Shen Jianguang, the Chief Asia Economist at Mizuho Securities, said the Xiongan New Area was at the heart of President Xi Jinping’s Beijing-Tianjin-Hebei integration plan. The “Jing-Jin-Ji” plan is one of the President’s two main development initiatives, alongside the “One Belt, One Road” trade and infrastructure strategy. Former Shenzhen Mayor Xu Qin was appointed Hebei’s Deputy Communist Party Secretary to help the new district’s development. The zone will start with an initial area of 100 sq km, slightly bigger than Hong Kong island, and eventually cover an area of 2,000 sq km, about the same size as Shenzhen. The new zone will be home to “non-capital functions” from Beijing, a term that covers institutions, schools, hospitals, markets and factories. The area is far less developed than Beijing. The combined gross domestic product (GDP) of the three counties that will form Xiongan last year was less than 1% of Beijing’s, and their total population was 1 million, compared with Beijing’s 21 million.

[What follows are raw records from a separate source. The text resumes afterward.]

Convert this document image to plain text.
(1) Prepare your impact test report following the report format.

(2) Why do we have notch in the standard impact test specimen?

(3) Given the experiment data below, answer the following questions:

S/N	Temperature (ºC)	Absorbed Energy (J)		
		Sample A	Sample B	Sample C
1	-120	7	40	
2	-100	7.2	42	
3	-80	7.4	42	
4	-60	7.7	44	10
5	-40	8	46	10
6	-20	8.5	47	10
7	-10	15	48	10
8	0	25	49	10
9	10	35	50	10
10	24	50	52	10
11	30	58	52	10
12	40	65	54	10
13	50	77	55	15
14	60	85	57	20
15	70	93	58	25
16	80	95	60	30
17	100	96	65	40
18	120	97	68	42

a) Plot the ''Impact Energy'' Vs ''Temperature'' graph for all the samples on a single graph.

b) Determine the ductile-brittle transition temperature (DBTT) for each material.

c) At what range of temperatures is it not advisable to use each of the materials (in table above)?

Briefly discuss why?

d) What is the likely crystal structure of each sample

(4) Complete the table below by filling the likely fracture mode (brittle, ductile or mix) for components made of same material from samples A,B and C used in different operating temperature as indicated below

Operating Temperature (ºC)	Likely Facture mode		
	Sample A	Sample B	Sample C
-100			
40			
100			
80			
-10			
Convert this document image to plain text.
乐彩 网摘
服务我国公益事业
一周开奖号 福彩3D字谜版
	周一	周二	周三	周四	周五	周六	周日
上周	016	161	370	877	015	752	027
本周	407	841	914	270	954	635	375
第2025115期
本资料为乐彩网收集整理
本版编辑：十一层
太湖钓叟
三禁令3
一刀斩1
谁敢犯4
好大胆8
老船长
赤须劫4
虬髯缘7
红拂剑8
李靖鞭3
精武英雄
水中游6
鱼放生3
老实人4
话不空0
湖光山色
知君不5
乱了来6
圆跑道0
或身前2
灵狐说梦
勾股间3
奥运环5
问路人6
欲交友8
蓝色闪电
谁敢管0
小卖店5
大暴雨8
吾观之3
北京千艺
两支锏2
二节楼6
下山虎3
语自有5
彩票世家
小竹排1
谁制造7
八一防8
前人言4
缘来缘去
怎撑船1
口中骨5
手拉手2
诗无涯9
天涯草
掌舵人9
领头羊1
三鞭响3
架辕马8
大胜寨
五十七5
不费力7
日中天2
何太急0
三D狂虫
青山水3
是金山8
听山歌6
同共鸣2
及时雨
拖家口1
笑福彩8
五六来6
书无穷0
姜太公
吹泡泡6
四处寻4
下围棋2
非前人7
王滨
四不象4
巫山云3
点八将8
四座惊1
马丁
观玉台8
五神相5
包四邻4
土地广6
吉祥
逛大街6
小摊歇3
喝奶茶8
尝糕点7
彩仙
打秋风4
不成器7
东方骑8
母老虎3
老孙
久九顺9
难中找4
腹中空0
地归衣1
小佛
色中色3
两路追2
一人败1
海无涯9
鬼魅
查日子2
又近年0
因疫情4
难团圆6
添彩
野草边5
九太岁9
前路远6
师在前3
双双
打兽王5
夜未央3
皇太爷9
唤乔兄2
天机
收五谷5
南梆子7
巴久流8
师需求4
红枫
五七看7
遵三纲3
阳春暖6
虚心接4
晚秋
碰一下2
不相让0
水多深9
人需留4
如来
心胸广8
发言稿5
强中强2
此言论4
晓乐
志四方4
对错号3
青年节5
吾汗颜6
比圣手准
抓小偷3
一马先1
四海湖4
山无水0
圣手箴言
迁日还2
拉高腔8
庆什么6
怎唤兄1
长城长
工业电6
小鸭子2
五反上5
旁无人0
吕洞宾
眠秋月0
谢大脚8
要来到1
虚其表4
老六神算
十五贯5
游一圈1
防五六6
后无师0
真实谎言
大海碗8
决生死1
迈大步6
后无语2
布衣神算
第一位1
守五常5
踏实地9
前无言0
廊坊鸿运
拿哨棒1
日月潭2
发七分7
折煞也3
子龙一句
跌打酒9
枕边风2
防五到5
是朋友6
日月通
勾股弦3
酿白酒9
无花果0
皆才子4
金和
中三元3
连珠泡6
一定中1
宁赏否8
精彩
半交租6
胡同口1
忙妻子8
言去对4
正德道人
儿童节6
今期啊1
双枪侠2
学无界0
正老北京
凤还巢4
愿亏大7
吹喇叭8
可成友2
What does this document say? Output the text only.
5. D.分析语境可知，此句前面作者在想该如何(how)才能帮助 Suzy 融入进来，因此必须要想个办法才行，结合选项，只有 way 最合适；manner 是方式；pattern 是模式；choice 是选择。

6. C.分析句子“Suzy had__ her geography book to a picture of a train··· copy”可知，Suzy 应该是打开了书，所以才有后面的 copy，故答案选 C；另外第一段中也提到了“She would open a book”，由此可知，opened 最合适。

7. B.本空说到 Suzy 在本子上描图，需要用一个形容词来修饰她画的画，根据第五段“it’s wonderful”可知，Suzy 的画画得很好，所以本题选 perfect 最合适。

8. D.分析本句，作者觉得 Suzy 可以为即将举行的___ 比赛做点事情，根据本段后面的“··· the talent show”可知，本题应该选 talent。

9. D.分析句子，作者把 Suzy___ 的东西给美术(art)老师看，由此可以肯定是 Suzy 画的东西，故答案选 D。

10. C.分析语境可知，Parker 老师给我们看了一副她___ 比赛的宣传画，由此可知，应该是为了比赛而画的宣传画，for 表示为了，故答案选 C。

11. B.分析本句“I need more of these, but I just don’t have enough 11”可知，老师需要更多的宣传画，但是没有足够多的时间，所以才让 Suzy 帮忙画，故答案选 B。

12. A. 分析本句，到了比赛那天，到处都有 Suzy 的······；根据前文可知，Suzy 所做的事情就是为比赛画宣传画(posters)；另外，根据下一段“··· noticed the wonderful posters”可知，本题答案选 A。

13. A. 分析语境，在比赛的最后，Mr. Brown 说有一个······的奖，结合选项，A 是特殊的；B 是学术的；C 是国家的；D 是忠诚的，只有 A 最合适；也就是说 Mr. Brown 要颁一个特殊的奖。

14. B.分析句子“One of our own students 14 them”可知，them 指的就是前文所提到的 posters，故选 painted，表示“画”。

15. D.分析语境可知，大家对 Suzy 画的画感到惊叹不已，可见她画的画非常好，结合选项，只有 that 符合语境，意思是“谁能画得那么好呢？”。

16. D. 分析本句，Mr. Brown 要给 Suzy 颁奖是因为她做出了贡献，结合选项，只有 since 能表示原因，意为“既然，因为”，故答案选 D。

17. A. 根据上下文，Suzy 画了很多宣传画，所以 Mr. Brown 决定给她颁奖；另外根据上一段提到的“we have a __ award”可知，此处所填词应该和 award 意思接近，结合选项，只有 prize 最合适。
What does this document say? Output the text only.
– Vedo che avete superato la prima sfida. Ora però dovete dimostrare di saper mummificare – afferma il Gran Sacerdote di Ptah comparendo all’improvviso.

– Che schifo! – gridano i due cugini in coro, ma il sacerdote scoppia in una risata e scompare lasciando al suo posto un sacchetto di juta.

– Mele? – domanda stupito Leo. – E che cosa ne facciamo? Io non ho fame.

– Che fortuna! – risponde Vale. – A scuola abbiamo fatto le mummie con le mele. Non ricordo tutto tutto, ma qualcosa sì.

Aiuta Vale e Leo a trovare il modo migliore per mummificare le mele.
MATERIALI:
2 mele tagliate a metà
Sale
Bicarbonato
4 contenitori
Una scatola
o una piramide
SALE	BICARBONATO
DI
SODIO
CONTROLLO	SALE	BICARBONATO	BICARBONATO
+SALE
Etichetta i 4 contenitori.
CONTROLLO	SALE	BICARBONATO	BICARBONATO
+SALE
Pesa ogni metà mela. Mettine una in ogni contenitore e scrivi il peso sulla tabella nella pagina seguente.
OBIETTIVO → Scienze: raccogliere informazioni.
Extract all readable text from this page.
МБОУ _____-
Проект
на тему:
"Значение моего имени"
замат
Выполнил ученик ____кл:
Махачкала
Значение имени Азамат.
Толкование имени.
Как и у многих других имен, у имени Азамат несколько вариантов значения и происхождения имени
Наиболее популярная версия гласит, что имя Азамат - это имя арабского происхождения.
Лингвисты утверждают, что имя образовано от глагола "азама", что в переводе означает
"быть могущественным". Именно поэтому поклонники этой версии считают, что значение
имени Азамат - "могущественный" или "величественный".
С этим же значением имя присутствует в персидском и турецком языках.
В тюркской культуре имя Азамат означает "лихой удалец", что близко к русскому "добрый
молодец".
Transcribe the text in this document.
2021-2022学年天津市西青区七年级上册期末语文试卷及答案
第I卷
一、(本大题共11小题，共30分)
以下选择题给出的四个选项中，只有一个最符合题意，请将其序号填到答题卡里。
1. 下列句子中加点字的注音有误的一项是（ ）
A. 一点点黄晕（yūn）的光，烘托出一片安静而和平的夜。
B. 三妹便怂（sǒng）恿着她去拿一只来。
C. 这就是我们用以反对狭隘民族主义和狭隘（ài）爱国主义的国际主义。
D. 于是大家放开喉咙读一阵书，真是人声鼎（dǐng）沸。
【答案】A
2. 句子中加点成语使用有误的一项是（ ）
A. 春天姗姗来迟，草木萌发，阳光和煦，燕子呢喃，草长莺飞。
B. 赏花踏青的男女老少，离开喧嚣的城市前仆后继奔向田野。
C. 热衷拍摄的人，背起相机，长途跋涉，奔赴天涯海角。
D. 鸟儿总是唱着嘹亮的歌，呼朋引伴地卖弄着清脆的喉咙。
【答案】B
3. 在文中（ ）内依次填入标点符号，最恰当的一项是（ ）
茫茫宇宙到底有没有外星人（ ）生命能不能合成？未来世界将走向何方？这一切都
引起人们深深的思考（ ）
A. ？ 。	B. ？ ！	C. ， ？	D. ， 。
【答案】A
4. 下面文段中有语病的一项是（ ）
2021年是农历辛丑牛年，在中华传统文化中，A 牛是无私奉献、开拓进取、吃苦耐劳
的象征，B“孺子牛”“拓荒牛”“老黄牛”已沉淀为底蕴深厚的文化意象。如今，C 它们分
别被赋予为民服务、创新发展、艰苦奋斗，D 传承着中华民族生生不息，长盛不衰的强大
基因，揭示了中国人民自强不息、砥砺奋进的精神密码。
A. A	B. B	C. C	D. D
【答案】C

Some 13 central SOEs, including China United Network Communications Group Co, China Railway Construction Corp and Sinopec Group, have already held top management meetings to discuss their plans for the Xiongan New Area. Central SOEs, particularly in infrastructure, manufacturing, mining, telecommunication and transportation, are expected to be the first batch to move their headquarters and subsidiaries to the Xiongan New Area, in order to exploit the expected commercial opportunities. Currently, more than 80 of the 102 central SOEs have their headquarters in Beijing.